New Milwaukee Art Museum Highlights Work of Eight Artists Who Met in Philadelphia
A new show at the Milwaukee Art Museum highlights the works of the early 20th-century artists known as “The Eight”, writes Lance Esplund for The Wall Street Journal.
The eight artists who met while studying at Pennsylvania Academy of Fine Arts or working as illustrators and cartoonists at Philadelphia newspapers and magazines portrayed the gritty reality of urban America and are considered to be the country’s first modern artists.
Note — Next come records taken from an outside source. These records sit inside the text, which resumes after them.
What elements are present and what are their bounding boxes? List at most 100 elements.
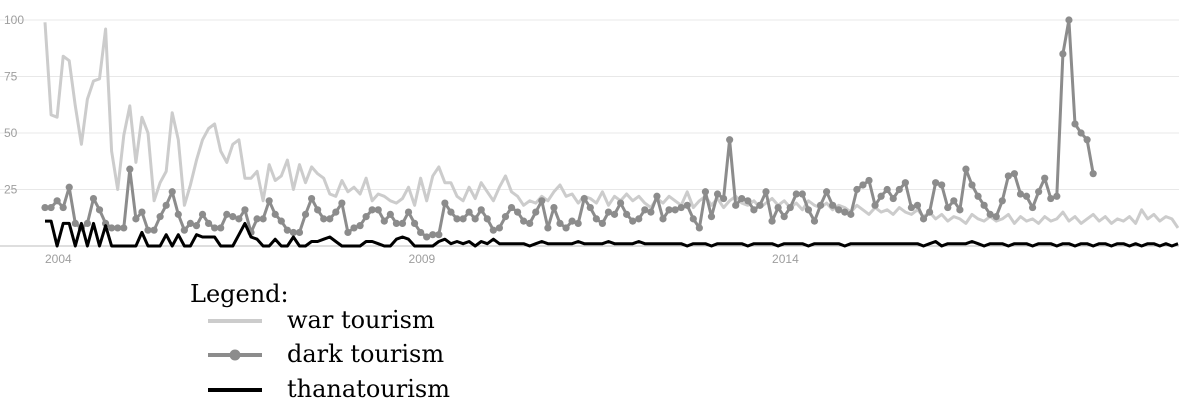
dark-tourism-point bbox=[932, 179, 940, 187]
dark-tourism-point bbox=[283, 226, 291, 234]
dark-tourism-point bbox=[1035, 188, 1043, 196]
legend-label-2: thanatourism bbox=[287, 375, 450, 403]
dark-tourism-point bbox=[332, 208, 340, 216]
y-axis-ticks: 100 75 50 25 bbox=[4, 13, 24, 197]
dark-tourism-point bbox=[1065, 16, 1073, 24]
dark-tourism-point bbox=[265, 197, 273, 205]
dark-tourism-point bbox=[65, 183, 73, 191]
dark-tourism-point bbox=[295, 228, 304, 237]
dark-tourism-point bbox=[398, 219, 407, 227]
dark-tourism-point bbox=[1010, 170, 1019, 178]
dark-tourism-point bbox=[610, 210, 619, 218]
dark-tourism-point bbox=[671, 206, 679, 214]
dark-tourism-point bbox=[71, 219, 79, 227]
dark-tourism-point bbox=[871, 201, 879, 209]
series-line-0 bbox=[43, 22, 1179, 229]
dark-tourism-point bbox=[762, 188, 770, 196]
dark-tourism-point bbox=[992, 213, 1000, 221]
dark-tourism-point bbox=[629, 217, 637, 225]
dark-tourism-point bbox=[453, 215, 461, 223]
dark-tourism-point bbox=[168, 188, 176, 196]
dark-tourism-point bbox=[1041, 174, 1049, 182]
dark-tourism-point bbox=[847, 210, 855, 218]
y-tick-label: 25 bbox=[4, 183, 18, 197]
dark-tourism-point bbox=[756, 201, 764, 209]
dark-tourism-point bbox=[677, 203, 685, 212]
dark-tourism-point bbox=[586, 203, 594, 212]
dark-tourism-point bbox=[774, 203, 782, 212]
dark-tourism-point bbox=[120, 224, 128, 232]
dark-tourism-point bbox=[289, 228, 298, 237]
dark-tourism-point bbox=[707, 213, 716, 221]
dark-tourism-point bbox=[429, 231, 437, 239]
dark-tourism-point bbox=[507, 203, 516, 212]
dark-tourism-point bbox=[417, 228, 425, 237]
dark-tourism-point bbox=[53, 197, 61, 205]
legend-title: Legend: bbox=[190, 280, 289, 308]
dark-tourism-point bbox=[301, 210, 310, 218]
dark-tourism-point bbox=[726, 136, 734, 144]
dark-tourism-point bbox=[1083, 136, 1091, 144]
dark-tourism-point bbox=[180, 226, 188, 234]
dark-tourism-point bbox=[198, 210, 207, 218]
dark-tourism-point bbox=[780, 213, 788, 221]
dark-tourism-point bbox=[732, 201, 740, 209]
dark-tourism-point bbox=[919, 215, 928, 223]
dark-tourism-point bbox=[835, 206, 843, 214]
x-tick-label: 2014 bbox=[772, 252, 799, 266]
dark-tourism-point bbox=[1089, 170, 1097, 178]
dark-tourism-point bbox=[320, 215, 328, 223]
dark-tourism-point bbox=[235, 215, 243, 223]
dark-tourism-point bbox=[1053, 192, 1061, 200]
dark-tourism-point bbox=[441, 199, 449, 207]
dark-tourism-point bbox=[738, 194, 746, 203]
series-lines bbox=[41, 16, 1179, 248]
dark-tourism-point bbox=[798, 190, 806, 198]
dark-tourism-point bbox=[962, 165, 970, 173]
legend-label-0: war tourism bbox=[287, 306, 435, 334]
dark-tourism-point bbox=[810, 217, 819, 225]
legend: Legend: war tourism dark tourism thanatour… bbox=[190, 280, 450, 403]
dark-tourism-point bbox=[59, 203, 67, 212]
dark-tourism-point bbox=[665, 206, 673, 214]
dark-tourism-point bbox=[314, 206, 322, 214]
dark-tourism-point bbox=[562, 224, 570, 232]
dark-tourism-point bbox=[653, 192, 661, 200]
dark-tourism-point bbox=[713, 190, 722, 198]
dark-tourism-point bbox=[816, 201, 825, 209]
y-tick-label: 50 bbox=[4, 126, 18, 140]
x-tick-label: 2004 bbox=[45, 252, 72, 266]
dark-tourism-point bbox=[659, 215, 667, 223]
dark-tourism-point bbox=[1047, 194, 1055, 203]
dark-tourism-point bbox=[477, 206, 485, 214]
dark-tourism-point bbox=[592, 215, 600, 223]
dark-tourism-point bbox=[786, 203, 794, 212]
dark-tourism-point bbox=[368, 206, 376, 214]
dark-tourism-point bbox=[877, 192, 885, 200]
dark-tourism-point bbox=[423, 233, 431, 241]
dark-tourism-point bbox=[229, 213, 237, 221]
dark-tourism-point bbox=[1077, 129, 1085, 137]
dark-tourism-point bbox=[223, 210, 231, 218]
dark-tourism-point bbox=[616, 199, 625, 207]
dark-tourism-point bbox=[635, 215, 643, 223]
dark-tourism-point bbox=[150, 226, 158, 234]
dark-tourism-point bbox=[641, 206, 649, 214]
dark-tourism-point bbox=[526, 219, 534, 227]
dark-tourism-point bbox=[744, 197, 752, 205]
dark-tourism-point bbox=[913, 201, 922, 209]
dark-tourism-point bbox=[114, 224, 122, 232]
dark-tourism-point bbox=[374, 206, 382, 214]
dark-tourism-point bbox=[1004, 172, 1012, 180]
dark-tourism-point bbox=[392, 219, 401, 227]
y-tick-label: 75 bbox=[4, 70, 18, 84]
dark-tourism-point bbox=[719, 194, 728, 203]
series-line-2 bbox=[45, 219, 1179, 248]
dark-tourism-point bbox=[950, 197, 958, 205]
dark-tourism-point bbox=[538, 197, 546, 205]
dark-tourism-point bbox=[495, 224, 504, 232]
dark-tourism-point bbox=[520, 217, 528, 225]
dark-tourism-point bbox=[326, 215, 334, 223]
dark-tourism-point bbox=[253, 215, 261, 223]
dark-tourism-point bbox=[604, 208, 613, 216]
They organized their first major exhibition in 1908 at a New York gallery. “Eight American Painters” was mounted in defiance of the conservative jury system and aesthetic outlook of American art academies. Maurice Prendergast, Arthur Bowen Davies, George Luks, William Glackens, John Sloan, Ernest Lawson, Everett Shinn, and Robert Henri portrayed bleak and unvarnished depictions of everyday urban subjects that exposed the nation’s socioeconomic disparities.
The exhibition turned out to be an unexpected sensation. It traveled across the United States and was seen by thousands of art aficionados.
The new “The Ashcan School and The Eight: ‘Creating a National Art’” exhibition is made up from around 40 paintings and close to 80 prints, drawings, and pastels created by The Eight and associated artists.